Prêt Afreximbank : un taux ramené de 9 % à 5,86 % après négociations
La Tunisie a obtenu un prêt souverain d’un montant de 500 millions de dollars auprès de la Banque africaine d’import-export (Afreximbank) destiné au financement d’une partie du budget de l’État pour l’année 2026. La convention de crédit a été approuvée par l’Assemblée des représentants du peuple (ARP) lors d’une séance plénière consacrée à l’examen du projet de loi relatif à cet emprunt.
Intervenant devant les députés, la ministre des Finances, Michket Slama Khaldi, a affirmé que ce financement ne constitue pas un “emprunt de consommation”, mais qu’il s’inscrit dans le cadre de la mobilisation des ressources prévues par la loi de finances 2026. Elle a précisé qu’il sera orienté vers le financement des besoins budgétaires de l’État et le soutien aux projets de développement.
La ministre a indiqué que le recours à l’endettement répond aux besoins de financement programmés dans le budget de l’État, lequel prévoit pour 2026 des besoins d’emprunt et de financement du Trésor estimés à près de 27 milliards de dinars, avec un déficit budgétaire avoisinant 4 milliards de dinars.
Selon elle, ce déficit est couvert principalement par les ressources propres de l’État, tandis que le recours aux financements extérieurs intervient dans le cadre d’une stratégie globale de mobilisation des ressources nécessaires au maintien des équilibres financiers.
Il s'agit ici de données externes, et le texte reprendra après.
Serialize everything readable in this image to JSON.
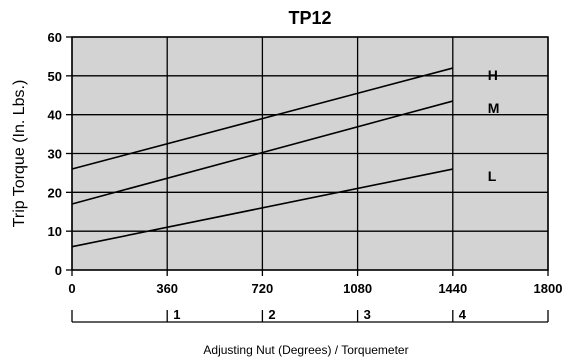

Un taux d’intérêt ramené à 5,86 %
Concernant les conditions financières du prêt, Michket Slama Khaldi a souligné que le taux d’intérêt obtenu à l’issue des négociations est jugé avantageux. Elle a expliqué que le taux initial proposé s’élevait à environ 9 %, avant d’être réduit à 5,86 % par an grâce aux discussions menées avec l’établissement financier.
Elle a estimé que ce taux est comparable à ceux appliqués aux crédits obtenus par la Tunisie durant les années 2022 et 2023, ajoutant que le prêt sera débloqué en deux tranches : une première de 427 millions de dollars et une seconde de 73 millions de dollars, conformément au rapport de la Commission des finances et du budget de l’ARP.
La ministre des Finances a précisé que ce crédit est un prêt souverain négocié par le gouverneur de la Banque centrale de Tunisie, en sa qualité de mandataire de l’État, conformément aux procédures légales en vigueur.
Elle a également souligné que l’approbation parlementaire des conventions de financement constitue une étape importante, relevant que la partie prêteuse exige et respecte l’accord des assemblées législatives pour les crédits accordés.
L’endettement comme outil de financement
Répondant aux critiques concernant le recours à l’emprunt, Michket Slama Khaldi a estimé que “la dette en elle-même n’est ni bonne ni mauvaise”, mais qu’elle représente un instrument de financement qui dépend des équilibres financiers de l’État et de l’écart entre les ressources disponibles et les dépenses.
Elle a ajouté que la Tunisie privilégie davantage l’endettement intérieur pour des raisons techniques et afin de contribuer à la maîtrise de l’inflation, tout en poursuivant la mobilisation des financements extérieurs programmés.
La ministre a, par ailleurs, affirmé que le président de la République n’a pas rejeté le recours à l’emprunt extérieur, rappelant qu’il a approuvé le décret relatif au crédit contracté par la Banque centrale de Tunisie, au nom et pour le compte de l’État tunisien, auprès d’Afreximbank.
Enfin, elle a assuré que la Tunisie a honoré ses engagements financiers et poursuivi le remboursement de ses dettes, estimant que l’amélioration récente des évaluations des agences internationales de notation constitue un signal positif quant à la crédibilité financière du pays.